Electric field control of labyrinth domain structures in core-shell ferroelectric nanoparticles

Abstract

In the framework of the Landau-Ginzburg-Devonshire (LGD) approach, we studied the possibility of controlling the polarity and morphology of equilibrium domain structures by a homogeneous external electric field in a nanosized ferroelectric core covered with an ultrathin shell of screening charge. Under certain screening lengths and core sizes, the minimum of the LGD energy, which consists of Landau-Devonshire energy, Ginzburg polarization gradient energy, and electrostatic terms, leads to the spontaneous appearance of stable labyrinth domain structures in the core. The labyrinths evolve from an initial polarization distribution consisting of arbitrarily small randomly oriented nanodomains.

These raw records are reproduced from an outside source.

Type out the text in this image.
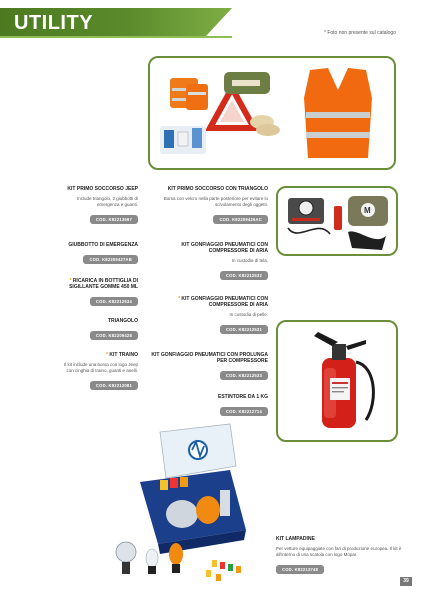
UTILITY	* Foto non presente sul catalogo
M
KIT PRIMO SOCCORSO JEEP
Include triangolo, 2 giubbotti di emergenza e guanti.
COD. K82213597
GIUBBOTTO DI EMERGENZA
COD. K82209427AB
* RICARICA IN BOTTIGLIA DI SIGILLANTE GOMME 450 ML
COD. K82212534
TRIANGOLO
COD. K82209428
* KIT TRAINO
Il kit include una borsa con logo Jeep con cinghia di traino, guanti e anelli.
COD. K82212081
KIT PRIMO SOCCORSO CON TRIANGOLO
Borsa con velcro nella parte posteriore per evitare lo scivolamento degli oggetti.
COD. K82209426AC
KIT GONFIAGGIO PNEUMATICI CON COMPRESSORE DI ARIA
In custodia di tela.
COD. K82212532
* KIT GONFIAGGIO PNEUMATICI CON COMPRESSORE DI ARIA
In custodia di pelle.
COD. K82212531
KIT GONFIAGGIO PNEUMATICI CON PROLUNGA PER COMPRESSORE
COD. K82212533
ESTINTORE DA 1 KG
COD. K82212714
KIT LAMPADINE
Per vetture equipaggiate con fari di produzione europea. Il kit è all'interno di una scatola con logo Mopar.
COD. K82213748
39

The equilibrium labyrinth structure is weakly influenced by details of the initial polarization distribution, such that one can obtain a quasicontinuum of nearly degenerate labyrinth structures, whose number is limited only by the mesh discretization density. Applying a homogeneous electric field to a nanoparticle with labyrinth domains, and subsequently removing it, allows inducing changes to the labyrinth structure, as the maze polarity is controlled by a field projection on the particle polar axis. Under specific conditions of the screening charge relaxation, the quasistatic dielectric susceptibility of the labyrinth structure can be negative, potentially leading to a negative capacitance effect. Considering the general validity of the LGD approach, we expect that an electric field control of labyrinth domains is possible in many spatially confined nanosized ferroics, which can be potentially interesting for advanced cryptography and modern nanoelectronics.